354E - Lucky Number Representation

Author's solution, much more complicated than suggested by many participants during the competition, easy solution will be described below.

First of all, let write a DP with complexity O(N * lucky_count(N)), where lucky_count(N) is the count of lucky numbers  ≤ N, lucky_count(10n) = 3n. As we can see, for all sufficiently large N solution exists. Really — for every N > 523.

Now, we can say that for N ≤ 10000 we have a solution, which is found using DP. Let's solve the task for larger values of N.

Next and key idea is to separate the task into two parts: N = N1 + N2. Let's choose N1 and N2 in such way that for them it was easy to find a solution and then merge these two solutions into one.
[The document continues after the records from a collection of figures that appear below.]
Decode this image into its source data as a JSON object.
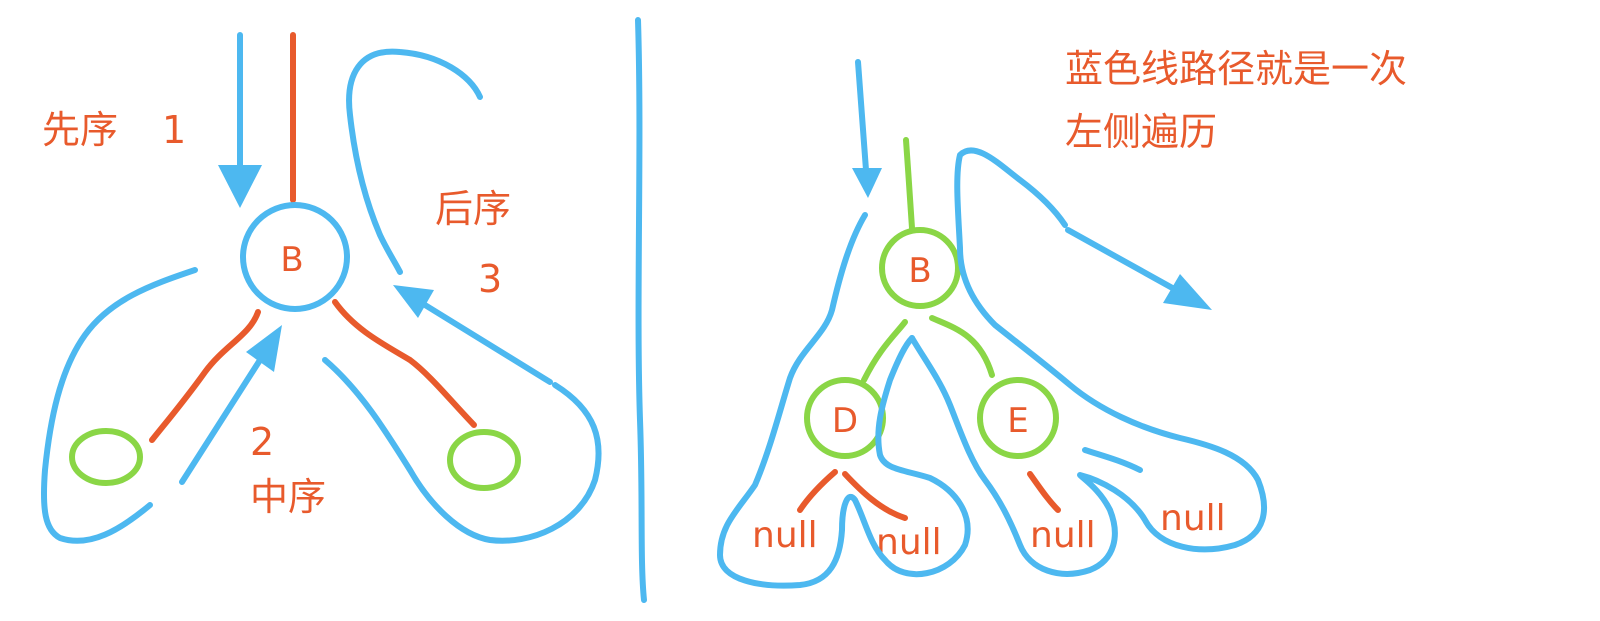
{
  "colors": {
    "blue_path": "#4db8f0",
    "red_edge": "#e85a2c",
    "green_node": "#8ad646",
    "text": "#e85a2c"
  },
  "left_diagram": {
    "node_label": "B",
    "preorder_label": "先序",
    "preorder_num": "1",
    "inorder_num": "2",
    "inorder_label": "中序",
    "postorder_label": "后序",
    "postorder_num": "3"
  },
  "right_diagram": {
    "caption_line1": "蓝色线路径就是一次",
    "caption_line2": "左侧遍历",
    "root": "B",
    "left_child": "D",
    "right_child": "E",
    "null_label": "null"
  }
}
Let N1 = Nmod 4000, N2 = N - N1. Here we can have a problem that there is no solution for number N1, in this case we can do N1 = N1 + 4000, N2 = N2 - 4000.

Now it is guaranteed that solutions exists for both N1 and N2, moreover, the solution for number N1 will contain only numbers of not more than 3 digits ( < 1000). The proof is quite easy: if N1 < 4000 — it is obvious; else — if the solution uses some number of the form (4000 + some_lucky_number), we can replace it with just some_lucky_number and receive a correct solution for number (N1 - 4000), but is doesn't exist!

So, the solution for number N1 we have found using DP, now let's find the solution for N2. If it will contains only of numbers of the form (some_lucky_number × 1000), then we will be able to easily merge this solution with solution for N1, so, let's find such a solution. Here we will use the fact that N2 is divisible by 4. For simplicity, let's divide N2 by 1000 and in the end multiply all Ans2(i) by the same 1000. Let P = N2 / 4. Now, let's construct the solution. Consider, for example, P = 95: we will walk through digits of this number, last digit — 5, means that we want to put digit 4 at the last decimal position of five answer numbers — ok, put it and in the last, sixth, number leave there digit 0. Go forward, digit 9 — we don't have nine numbers, but we can replace seven fours with four sevens, then to the second position we have to put (9 - 7) fours and 4 sevens, in total — 6 numbers, exactly as much as we have.

Thus, if next digit d ≤ 6, we just put to the first d answer numbers digit 4 to the next position; if d > 6, then we put 4 sevens and (d - 7) fours. In all other numbers we just leave digit 0 at this position.

If Ans1(i) — answer for N1, Ans2(i) — for N2, the the answer for N will be just Ans(i) = Ans1(i) + Ans2(i).

Time complexity for one number: O(logN).

During the competition many participants have wrote the following solution:

dp[i][j] — can we put the digit to the last i decimal positions of the answer number in such way that we will get correct last i digits in the sum and with carry to the next position equals to j. Then the solution exist iff dp[19][0] = true. To restore the answer we just have to remember for each state the previous state. Base — dp[0][0] = true. Transition — brute force how many fours and sevens we will put to the i-th position.